Outros sistemas que formam a internet são muito similares quando focamos no essencial, como por exemplo como a Web (http) funciona. O que acontece quando abrimos um navegador e digitamos www.amazon.com? Inclusive essa é uma pergunta muito usada em entrevistas, dá para responder de muitas formas, cada pessoa vai acabar focando no que sabe mais. Um desenvolvedor de navegador pode falar sobre como conexões são abertas, memórias que são alocadas, interações com o sistema operacional, bibliotecas para renderizar, etc. Um engenheiro de redes pode falar sobre roteadores, como as rotas são distribuídas e quão dinâmica uma rede é. Alguém que trabalhe com frontend pode falar sobre como o navegador exibe a página, como o estilo da página é interpretado, como os scripts são executados. Mas respondendo a pergunta de forma muito concisa e abstraindo que vivemos cercados de estilo, scripts e imagens:
- O navegador descobre para qual IP o endereço digitado aponta. (Olha o DNS aparecendo aqui).

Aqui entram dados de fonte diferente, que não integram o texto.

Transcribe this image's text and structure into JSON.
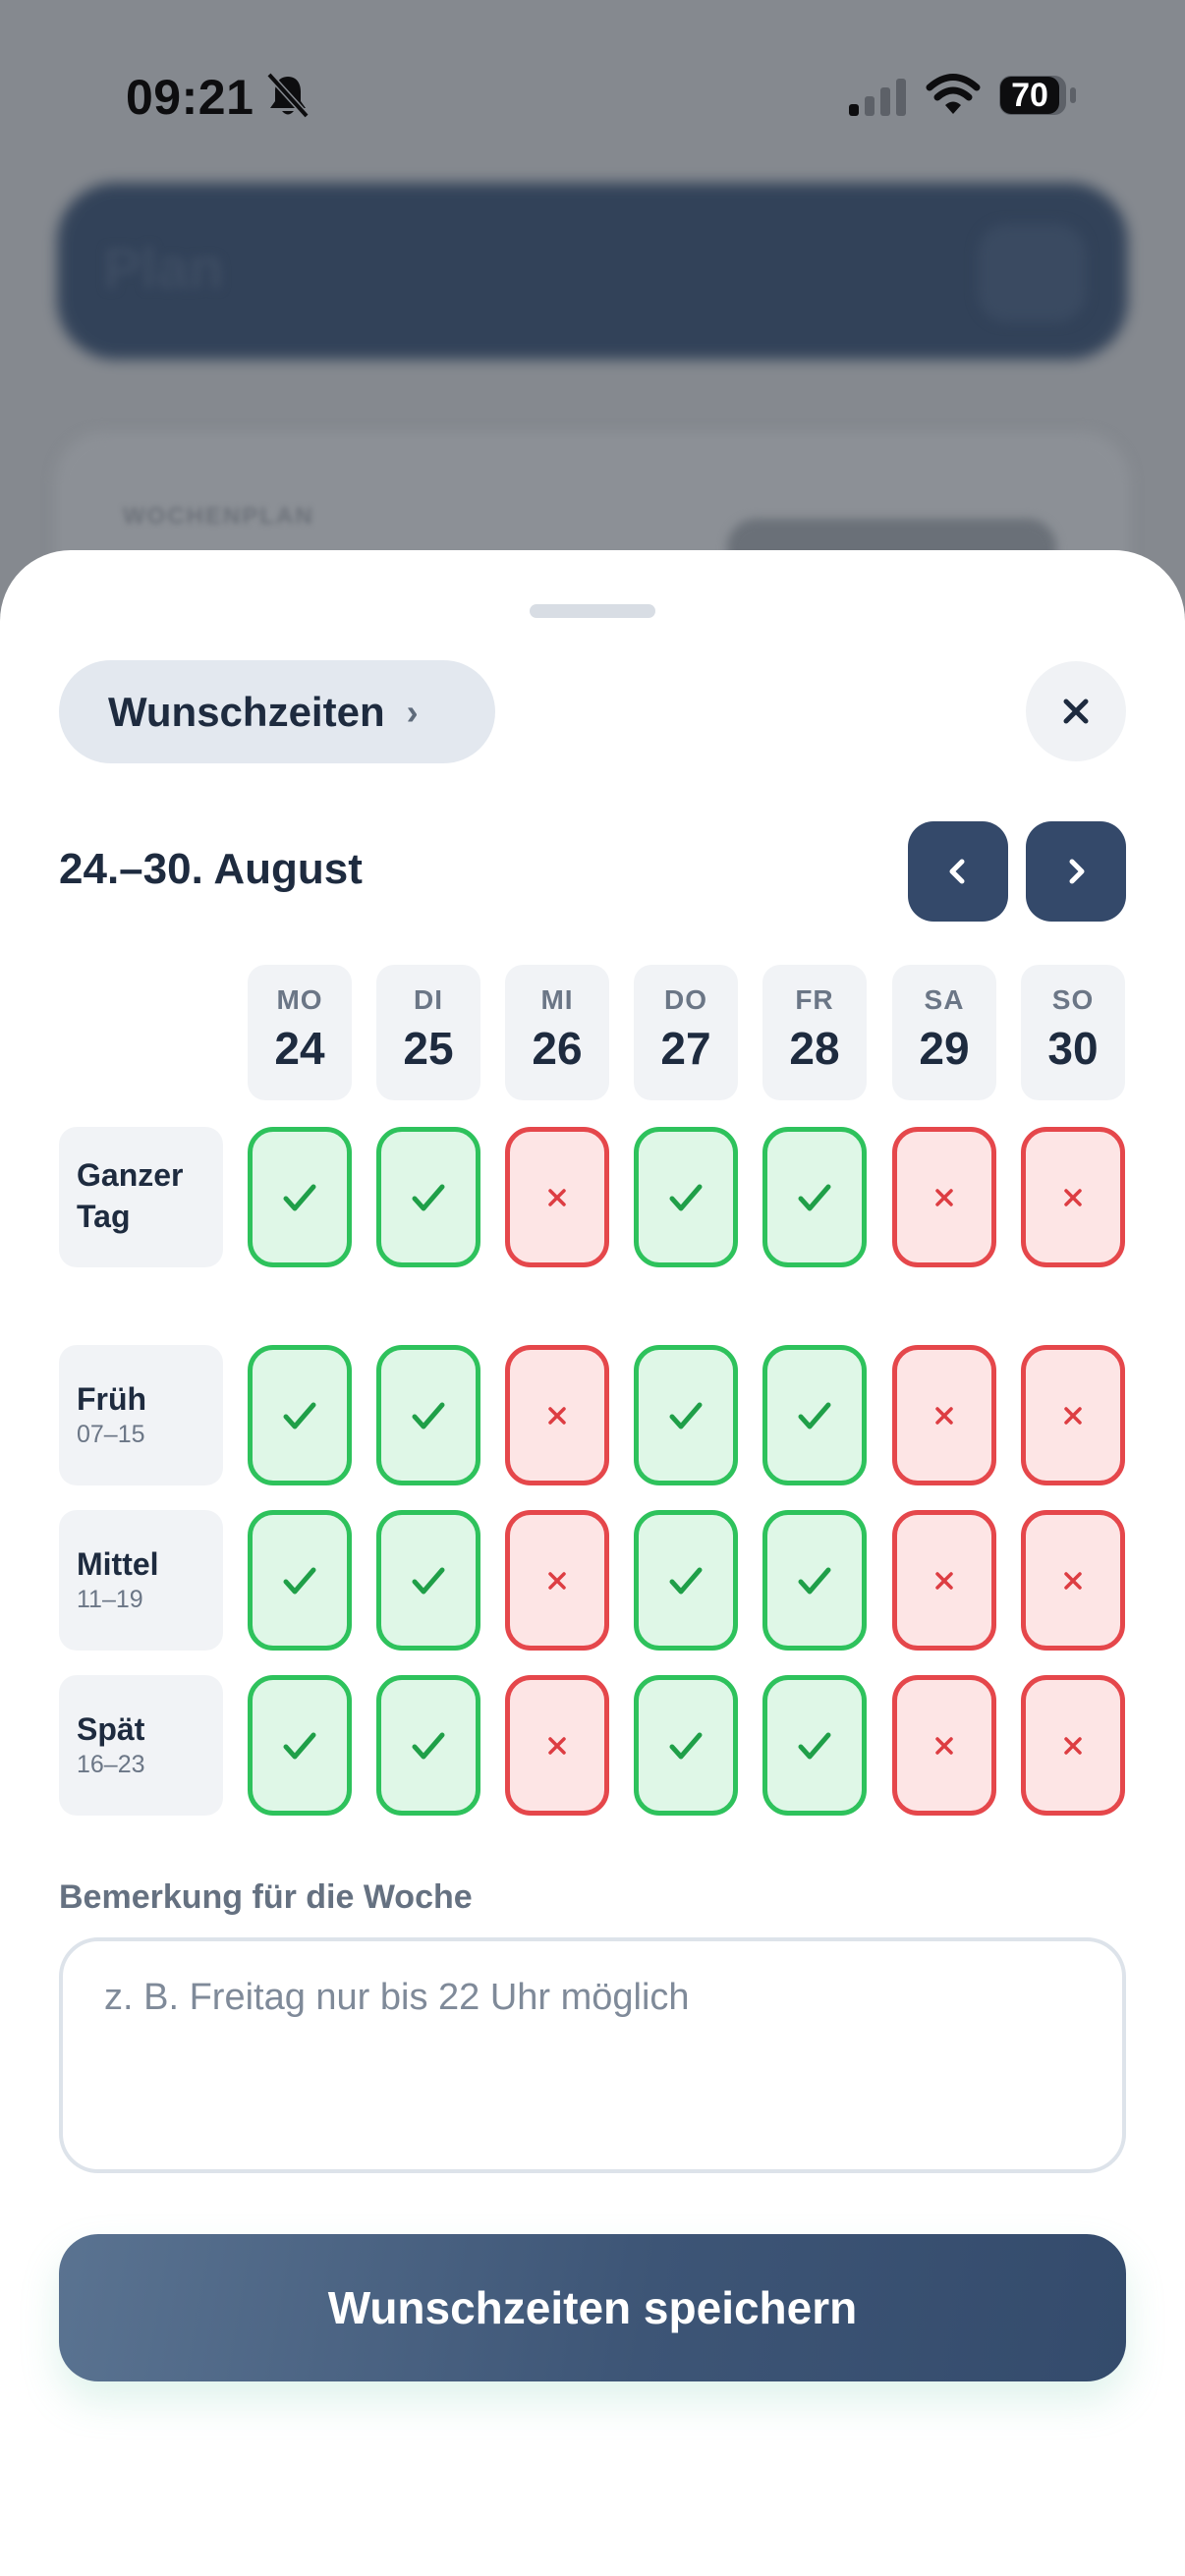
{
  "status_bar": {
    "time": "09:21",
    "battery": "70",
    "icons": [
      "bell-slash-icon",
      "signal-icon",
      "wifi-icon",
      "battery-icon"
    ]
  },
  "background": {
    "header_title": "Plan",
    "card_label": "WOCHENPLAN"
  },
  "sheet": {
    "pill_label": "Wunschzeiten",
    "pill_chevron": "›",
    "week_title": "24.–30. August",
    "days": [
      {
        "abbr": "MO",
        "num": "24"
      },
      {
        "abbr": "DI",
        "num": "25"
      },
      {
        "abbr": "MI",
        "num": "26"
      },
      {
        "abbr": "DO",
        "num": "27"
      },
      {
        "abbr": "FR",
        "num": "28"
      },
      {
        "abbr": "SA",
        "num": "29"
      },
      {
        "abbr": "SO",
        "num": "30"
      }
    ],
    "rows": [
      {
        "name": "Ganzer",
        "name2": "Tag",
        "time": "",
        "values": [
          true,
          true,
          false,
          true,
          true,
          false,
          false
        ]
      },
      {
        "name": "Früh",
        "name2": "",
        "time": "07–15",
        "values": [
          true,
          true,
          false,
          true,
          true,
          false,
          false
        ]
      },
      {
        "name": "Mittel",
        "name2": "",
        "time": "11–19",
        "values": [
          true,
          true,
          false,
          true,
          true,
          false,
          false
        ]
      },
      {
        "name": "Spät",
        "name2": "",
        "time": "16–23",
        "values": [
          true,
          true,
          false,
          true,
          true,
          false,
          false
        ]
      }
    ],
    "note": {
      "label": "Bemerkung für die Woche",
      "placeholder": "z. B. Freitag nur bis 22 Uhr möglich",
      "value": ""
    },
    "save_label": "Wunschzeiten speichern"
  },
  "colors": {
    "primary": "#34496a",
    "yes_border": "#2ec25c",
    "yes_fill": "#dff7e7",
    "no_border": "#e5474b",
    "no_fill": "#fde5e5",
    "text_dark": "#1e2b3f"
  }
}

- O navegador abre uma conexão para o IP na porta 80 (sim, estou ignorando criptografia).
- Navegador manda alguns dados para o servidor (página, identificação do navegador, versão do protocolo, etc)
- Servidor verifica o que foi recebido e procura se o arquivo existe. Se existir, manda o arquivo de volta. Caso contrário retorna erro.
- Navegador recebe o arquivo e exibe na tela.
Simples, não? Claro que para realmente funcionar temos um mundo de outras coisas acontecendo. Milhares de detalhes estão escondidos e são, em geral, irrelevantes para a maioria das pessoas. Dependendo da curiosidade ou da necessidade do trabalho podemos explorar cada uma das partes. Mas é necessário termos os conceitos básicos de forma clara, pois a partir deles conseguimos entender o resto ou até mesmo criar novas tecnologias.
A internet é formada por várias caixinhas pretas que piscam, mas não é uma única que controla tudo. Pode-se dizer que os conceitos fundamentais são simples. A soma de muitos conceitos simples é que tornam o todo extremamente complexo. Isolando e removendo as partes não essenciais conseguimos entender muito melhor como qualquer coisa funciona, não só a internet.